Lida Cardozo Kindersley inscription marks Blake’s grave at last

The new Blake memorial inscribed by Lida Cardozo Kindersley.

It has been 12 years from conception to unveiling, but the exact spot of William Blake’s grave in London’s Bunhill Fields Burial Ground is finally marked with a Portland limestone memorial carrying an inscription from his poem ‘Jerusalem’ cut by Lida Cardozo Kindersley.

The stone was commissioned by The Blake Society, who chose the words to go on it, although the design of the inscription was left to Lida, which is the only way she will work and is why people go to The Cardozo Kindersley Workshop.

As always, the inscription was drawn out first for approval – and it was 10 years from the initial design to the words being cut into the stone.

“More and more people got involved,” says Lida. “Everyone wanted to be involved in it. In the end that was quite nice because everyone wanted it to succeed.”

Lida believes the final element of design comes in actually hand cutting letters into stone and she told Natural Stone Specialist that in the execution of the work it became “a bit freer and looser – more Blake, if you like”.

And she likes to think Blake, who knew about engraving as a printmaker, would have appreciated the inscription.

The stone was unveiled with great ceremony on 12 August, the day of Blake’s death, with hundreds of people in attendence and the event widely recorded by the press.
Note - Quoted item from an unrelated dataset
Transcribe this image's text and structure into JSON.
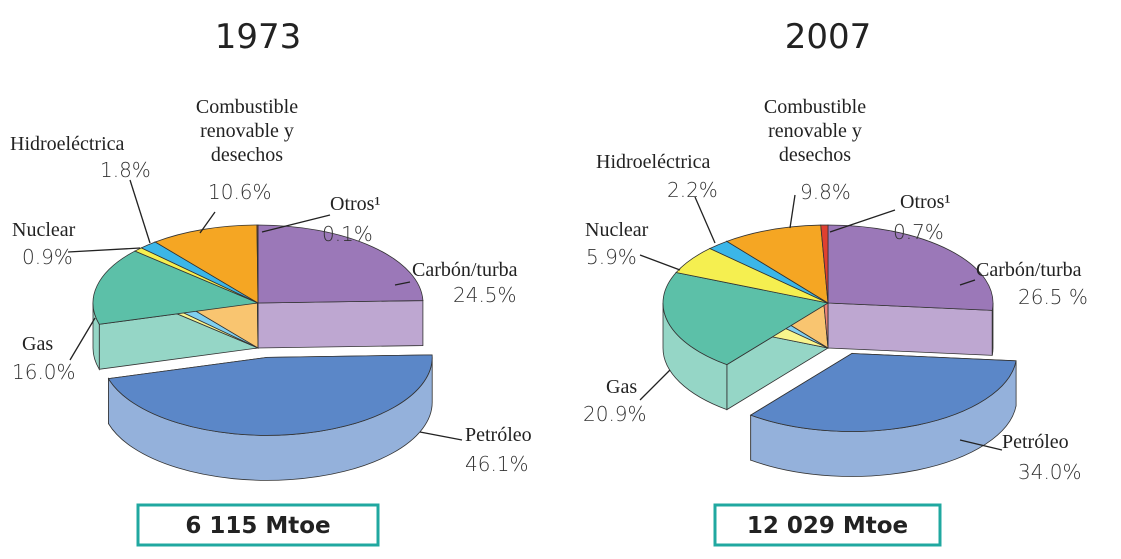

Novelist Philip Pullman, President of the Blake Society, was there and there was a variety of musical tributes, including contributions from the Blake vocal group and the William Blake Congregation. Iron Maiden frontman Bruce Dickinson stood on a bench and spoke about Blake before the unveiling.

The exact site of William Blake’s grave had been lost for many years. Blake, the author of ‘Jerusalem’ and ‘The Tyger’ and painter of ‘The Ancient of Days’, was largely unrecognised in his lifetime and died in obscurity on 12 August 1827.

The fact that Blake was buried in Bunhill Fields was recorded on a stone in the burial ground with the inscription: ‘Nearby lie the remains of William Blake and his wife Catherine Sophia’. It was 20m from what turned out to be the site of William Blake’s grave.

The precise location of the grave was determined by Luis and Carol Garrido, after much referencing of records and measuring out of the ground, using surviving landmarks as reference points.

Lida cutting the inscription.

 

When the Garridos first visited Bunhill Fields they had simply wanted to visit the grave of William Blake to pay their respects. When they discovered that the actual location of the grave was not known, they decided to find it. They spent years researching, and their efforts have been acknowledged by the City of London, the Blake Society and leading Blake scholars.

With the grave located, The Blake Society started fund-raising the £30,000 needed to have a memorial placed over the grave to mark the final resting place of a man now considered a seminal figure in the romantic age of poetry and visual arts.

Next for Lida Cardozo Kindersley is a memorial to Stephen Hawking, the world’s most famous theoretical physicist and cosmologist, for Gonville & Caius College of the University of Cambridge.

Hawking died in March this year. The memorial to him is in York stone and will go into a pavement.

Along with his name, birth and death dates, and the equation for which he is famous that describes the entropy of a black hole (which he had asked to have included on his gravestone), is a quote from him: “Remember to look at the stars, not down at your feet”.

Lida believes the irony of the quote being in a pavement would have amused Hawking.